By the time I joined Tandem in the late ‘80s, Tandem computers had major presence in nearly all of these market segments. And the fundamentals of Availability, Scalability, and Data Integrity were burnt into the memories of every employee. If an opportunity could be turned to where combinations of these fundamentals were viewed as mandatory, then the business quickly came Tandem’s way. Across all these years, despite the efforts undertaken by companies large and small who tried really hard, the same levels of availability have never been reached.
However, back in those early days, it still required a lot of field attention to make sure newly-delivered Tandem computers were running properly-architected applications. In talking with Chris Palombi of Modius, who had joined Tandem in ’79, in his first meeting with the VP of a local bank Chris told me how “he informed me that he was planning on tossing the NonStop system out because it wasn’t living up to the claims of linear scalability! They had added a processor, after pushing 90%+ CPU usage, and there was little performance gain!” Turned out the applications architect was “schooled on building DEC VMS applications and had taken the same proven monolithic application structure to the Tandem system.”
In an email exchange with HP’s Martin Fink, Senior VP and General Manager, Business Critical Systems, I asked him about the role of NonStop within BCS and he replied "looking back at my time as the head of the NonStop unit for HP and now as the Sr. VP and General Manger of the Business Critical Systems, I can say that I'm excited about how much has been accomplished over the past 35 years and the future that we have in front of us. From the introduction of NonStop up until today, NonStop has represented the pinnacle of high availability. As such, NonStop is a cornerstone for financial institutions and healthcare providers. Availability and scalability are critical success factors for more and more organizations today with the trend growing stronger as we look toward the future.”

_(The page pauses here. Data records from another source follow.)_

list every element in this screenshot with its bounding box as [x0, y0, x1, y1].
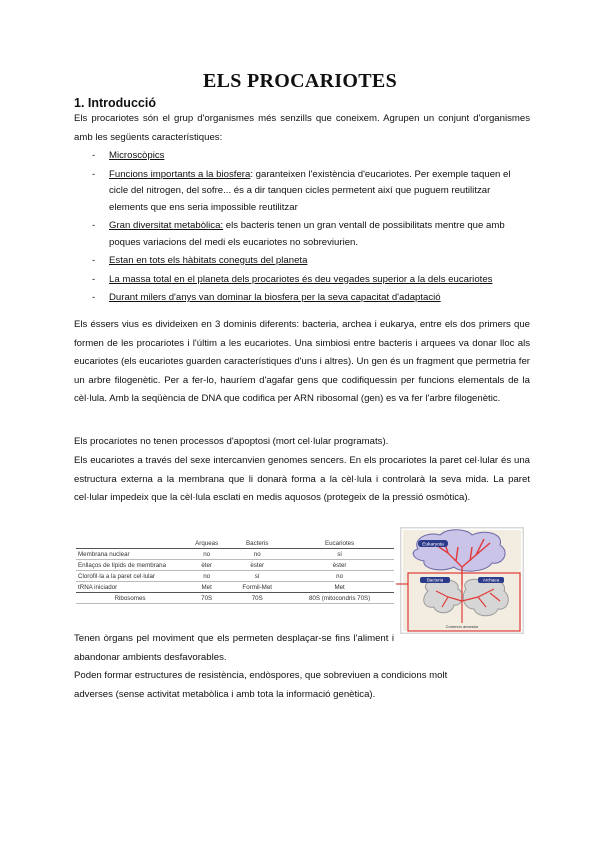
table-cell: no	[184, 571, 229, 582]
table-cell: no	[229, 549, 285, 560]
domains-paragraph: Els éssers vius es divideixen en 3 dominis diferents: bacteria, archea i eukarya, entre els dos primers que formen de les procariotes i l'últim a les eucariotes. Una simbiosi entre bacteris i arquees va donar lloc als eucariotes (els eucariotes guarden característiques d'uns i altres). Un gen és un fragment que permetria fer un arbre filogenètic. Per a fer-lo, hauríem d'agafar gens que codifiquessin per funcions elementals de la cèl·lula. Amb la seqüència de DNA que codifica per ARN ribosomal (gen) es va fer l'arbre filogenètic.	[74, 319, 530, 404]
table-cell: Membrana nuclear	[76, 549, 184, 560]
connector-line	[396, 578, 408, 590]
table-cell: Ribosomes	[76, 593, 184, 604]
table-cell: sí	[285, 549, 394, 560]
table-cell: 70S	[184, 593, 229, 604]
table-cell: Clorofil·la a la paret cel·lular	[76, 571, 184, 582]
table-header	[76, 539, 184, 549]
list-item: - Microscòpics	[92, 150, 165, 161]
table-cell: sí	[229, 571, 285, 582]
table-row	[76, 593, 394, 604]
table-row	[76, 582, 394, 593]
comparison-table	[76, 539, 394, 604]
list-item-key: Gran diversitat metabòlica:	[109, 220, 224, 231]
table-cell: èster	[285, 560, 394, 571]
table-cell: èster	[229, 560, 285, 571]
list-item: - Gran diversitat metabòlica: els bacteris tenen un gran ventall de possibilitats mentre que amb poques variacions del medi els eucariotes no sobreviurien.	[92, 220, 505, 248]
list-item-text: : garanteixen l'existència d'eucariotes. Per exemple taquen el cicle del nitrogen, del sofre... és a dir tanquen cicles permetent així que puguem reutilitzar elements que ens seria impossible reutilitzar	[109, 168, 511, 213]
endospores-paragraph: Poden formar estructures de resistència, endòspores, que sobreviuen a condicions molt adverses (sense activitat metabòlica i amb tota la informació genètica).	[74, 670, 448, 700]
table-header: Bacteris	[229, 539, 285, 549]
table-cell: tRNA iniciador	[76, 582, 184, 593]
table-cell: Formil-Met	[229, 582, 285, 593]
list-item-key: Estan en tots els hàbitats coneguts del planeta	[109, 255, 308, 266]
table-cell: 70S	[229, 593, 285, 604]
table-row	[76, 571, 394, 582]
characteristics-list	[74, 148, 530, 309]
common-ancestor-label: Common ancestor	[445, 624, 479, 629]
table-header: Arqueas	[184, 539, 229, 549]
apoptosis-paragraph: Els procariotes no tenen processos d'apoptosi (mort cel·lular programats).	[74, 436, 389, 447]
table-row	[76, 549, 394, 560]
table-cell: no	[285, 571, 394, 582]
list-item-key: La massa total en el planeta dels procariotes és deu vegades superior a la dels eucariotes	[109, 273, 493, 285]
list-item-key: Durant milers d'anys van dominar la biosfera per la seva capacitat d'adaptació	[109, 292, 441, 303]
phylogenetic-tree-figure	[400, 527, 524, 634]
list-item-key: Funcions importants a la biosfera	[109, 168, 251, 180]
cell-wall-paragraph: Els eucariotes a través del sexe intercanvien genomes sencers. En els procariotes la paret cel·lular és una estructura externa a la membrana que li donarà forma a la cèl·lula i controlarà la seva mida. La paret cel·lular impedeix que la cèl·lula esclati en medis aquosos (protegeix de la pressió osmòtica).	[74, 455, 530, 503]
bacteria-label: Bacteria	[426, 577, 444, 583]
table-cell: èter	[184, 560, 229, 571]
table-cell: 80S (mitocondris 70S)	[285, 593, 394, 604]
table-header-row	[76, 539, 394, 549]
table-cell: Met	[184, 582, 229, 593]
list-item: - Durant milers d'anys van dominar la biosfera per la seva capacitat d'adaptació	[92, 292, 441, 303]
table-cell: Enllaços de lípids de membrana	[76, 560, 184, 571]
table-header: Eucariotes	[285, 539, 394, 549]
movement-paragraph: Tenen òrgans pel moviment que els permeten desplaçar-se fins l'aliment i abandonar ambients desfavorables.	[74, 633, 394, 663]
section-heading: 1. Introducció	[74, 96, 156, 110]
table-cell: Met	[285, 582, 394, 593]
page-title: ELS PROCARIOTES	[203, 70, 397, 92]
list-item-text: els bacteris tenen un gran ventall de possibilitats mentre que amb poques variacions del medi els eucariotes no sobreviurien.	[109, 220, 505, 248]
table-cell: no	[184, 549, 229, 560]
list-item: - Estan en tots els hàbitats coneguts del planeta	[92, 255, 308, 266]
eukaryota-label: Eukaryota	[422, 542, 444, 548]
table-row	[76, 560, 394, 571]
list-item-key: Microscòpics	[109, 150, 165, 161]
archaea-label: Archaea	[482, 577, 500, 583]
intro-paragraph: Els procariotes són el grup d'organismes més senzills que coneixem. Agrupen un conjunt d'organismes amb les següents característiques:	[74, 113, 530, 143]
list-item: - Funcions importants a la biosfera: garanteixen l'existència d'eucariotes. Per exemple taquen el cicle del nitrogen, del sofre... és a dir tanquen cicles permetent així que puguem reutilitzar elements que ens seria impossible reutilitzar	[92, 168, 511, 213]
list-item: - La massa total en el planeta dels procariotes és deu vegades superior a la dels eucariotes	[92, 273, 493, 285]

In the coming months there will be a couple of occasions where longtime Tandem supporters will get together to reminisce over a couple of adult beverages. It’s no longer cool to call it a Tandem, as today it’s the HP NonStop server. But even so, there’s a new cadre that knows of nothing other than NonStop but the spirit of Tandem lives on. I will be curious to see how many “anecdotal” comments are made to this post but I have to believe there are many stories out there. Just as I am curious about how well the name NonStop translates into other languages – I have heard some stories already that unlike Tandem, that required no translation, NonStop has proved a little more difficult.
Martin also emailed me about the future of NonStop, adding how in recent times, “the NonStop solution began an evolution based on blending three decades of proven architecture with standards-based modern hardware components and software. For example, last year we announced the Integrity NonStop BladeSystem which utilizes HP Integrity Blades powered by Intel Itanium Microprocessors. This solution provides customers with superior total cost of ownership, greater flexibility and scalability while preserving the availability level that they have come to depend on."
And it’s clear to me that the “essence of Tandem” continues to percolate within HP. Will there be another 35 years of history? Will some of us be around for the 50th anniversary? None of us that follow IT feel comfortable with making predictions for the next year to year and a half, let alone 15 or 20 or 35 years out. But when it comes to the NonStop of today, there’s probably very few of us who would bet against it. After all it remains, as Martin wrote “the pinnacle of high availability,” and you only ever reach a pinnacle’s summit, you can never progress beyond it!